We believe that the current scenario needs to change. We believe that the time has come for us to celebrate our own knowledge of liquor and to highlight the skill and expertise that exists in our country to make healthier and tastier spirits, beers and wines.

Some desi spirits, brews and wines they loved…

Mahua is a liquor distilled from the flower of the Mahua tree (Madhuca Longifolia, for the scientifically inclined). In it’s purest, it is a rich flavourful spirit that, magically enough, tastes like the forest!

It captures the wildness of the region along with the sweetness typical of its summer fruits and flowers.

As a wholly indigenous non-grain spirit, Mahua is unique. Concentrated around Central India, the Mahua flower blossoms between March and May annually.

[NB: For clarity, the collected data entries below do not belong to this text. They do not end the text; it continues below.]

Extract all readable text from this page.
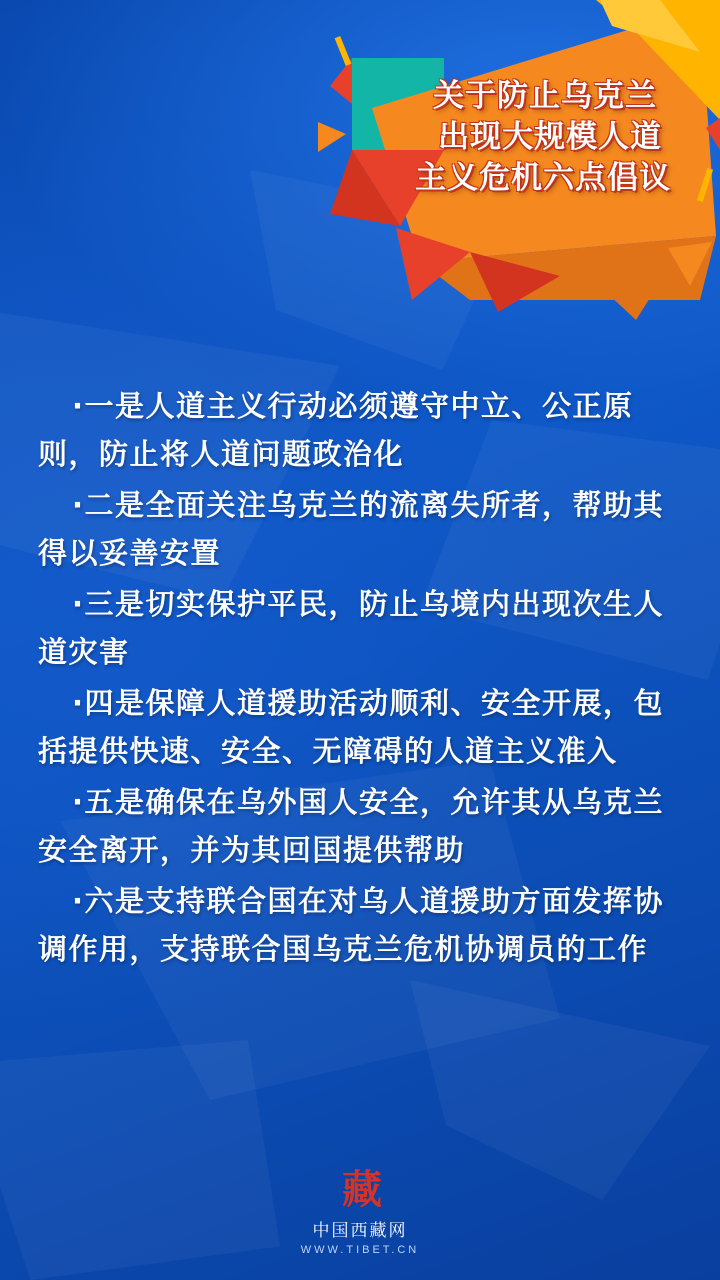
关于防止乌克兰
出现大规模人道
主义危机六点倡议

·一是人道主义行动必须遵守中立、公正原则，防止将人道问题政治化

·二是全面关注乌克兰的流离失所者，帮助其得以妥善安置

·三是切实保护平民，防止乌境内出现次生人道灾害

·四是保障人道援助活动顺利、安全开展，包括提供快速、安全、无障碍的人道主义准入

·五是确保在乌外国人安全，允许其从乌克兰安全离开，并为其回国提供帮助

·六是支持联合国在对乌人道援助方面发挥协调作用，支持联合国乌克兰危机协调员的工作

藏
中国西藏网
WWW.TIBET.CN
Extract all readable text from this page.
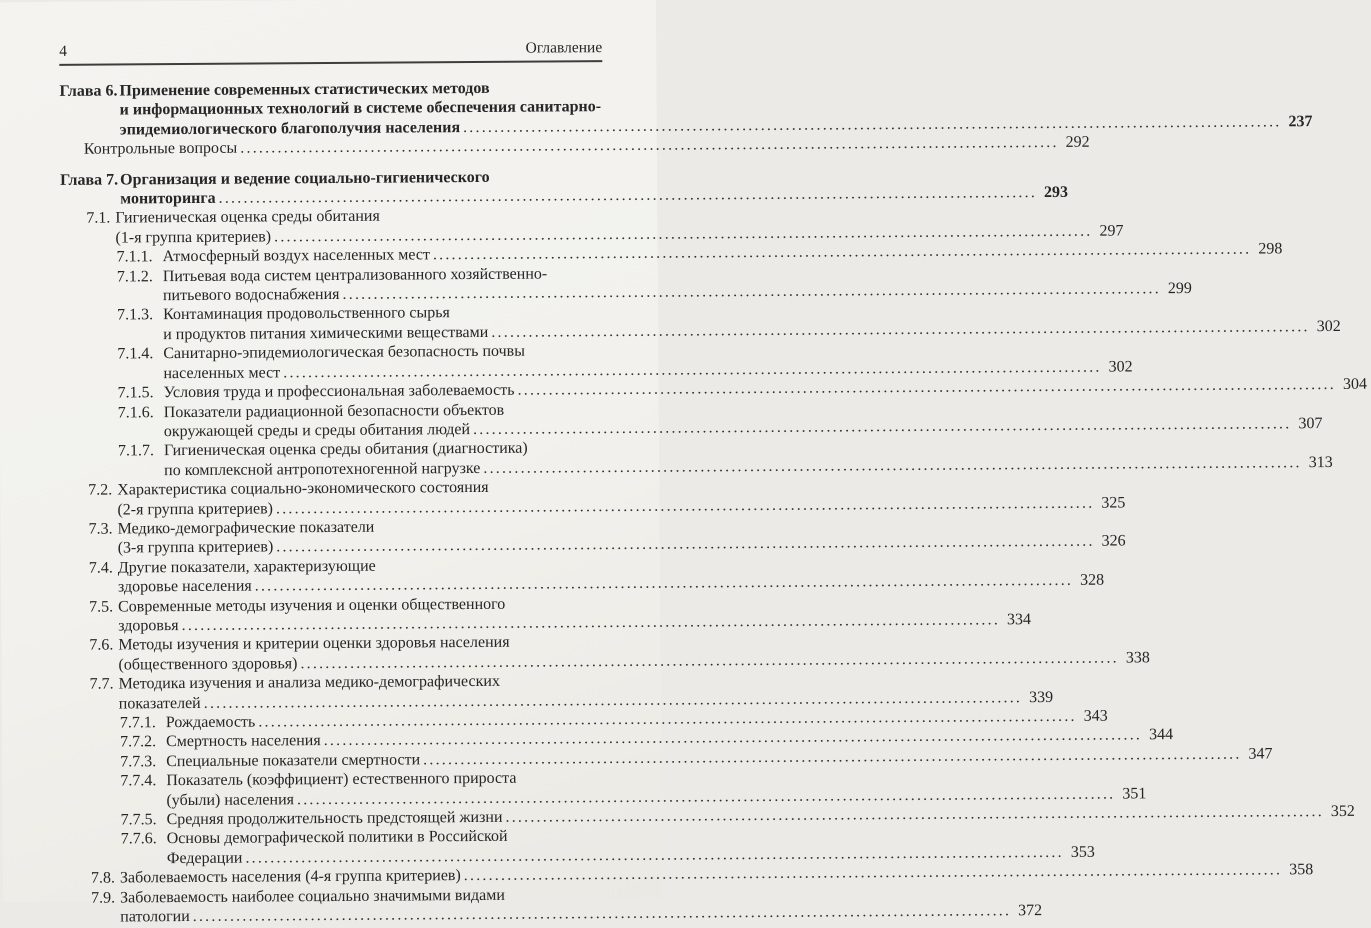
4	Оглавление
Глава 6. Применение современных статистических методов
и информационных технологий в системе обеспечения санитарно-
эпидемиологического благополучия населения .....	237
Контрольные вопросы .....	292
Глава 7. Организация и ведение социально-гигиенического
мониторинга .....	293
7.1. Гигиеническая оценка среды обитания
(1-я группа критериев) .....	297
7.1.1. Атмосферный воздух населенных мест .....	298
7.1.2. Питьевая вода систем централизованного хозяйственно-
питьевого водоснабжения .....	299
7.1.3. Контаминация продовольственного сырья
и продуктов питания химическими веществами .....	302
7.1.4. Санитарно-эпидемиологическая безопасность почвы
населенных мест .....	302
7.1.5. Условия труда и профессиональная заболеваемость .....	304
7.1.6. Показатели радиационной безопасности объектов
окружающей среды и среды обитания людей .....	307
7.1.7. Гигиеническая оценка среды обитания (диагностика)
по комплексной антропотехногенной нагрузке .....	313
7.2. Характеристика социально-экономического состояния
(2-я группа критериев) .....	325
7.3. Медико-демографические показатели
(3-я группа критериев) .....	326
7.4. Другие показатели, характеризующие
здоровье населения .....	328
7.5. Современные методы изучения и оценки общественного
здоровья .....	334
7.6. Методы изучения и критерии оценки здоровья населения
(общественного здоровья) .....	338
7.7. Методика изучения и анализа медико-демографических
показателей .....	339
7.7.1. Рождаемость .....	343
7.7.2. Смертность населения .....	344
7.7.3. Специальные показатели смертности .....	347
7.7.4. Показатель (коэффициент) естественного прироста
(убыли) населения .....	351
7.7.5. Средняя продолжительность предстоящей жизни .....	352
7.7.6. Основы демографической политики в Российской
Федерации .....	353
7.8. Заболеваемость населения (4-я группа критериев) .....	358
7.9. Заболеваемость наиболее социально значимыми видами
патологии .....	372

Particularly interesting is the role Mahua plays in the culture of many central Indian tribes, especially the Gonds. The Mahua tree and all its various parts – fruit, flower and seed – are used extensively by these tribals. They worship the tree and use its components in their daily lives. Mahua liquor has traditionally been distilled by them using basic pot distillation and consumption of this drink is part of their culture. Gond art, a regular feature in popculture, features the Mahua tree, the flower and the drink extensively.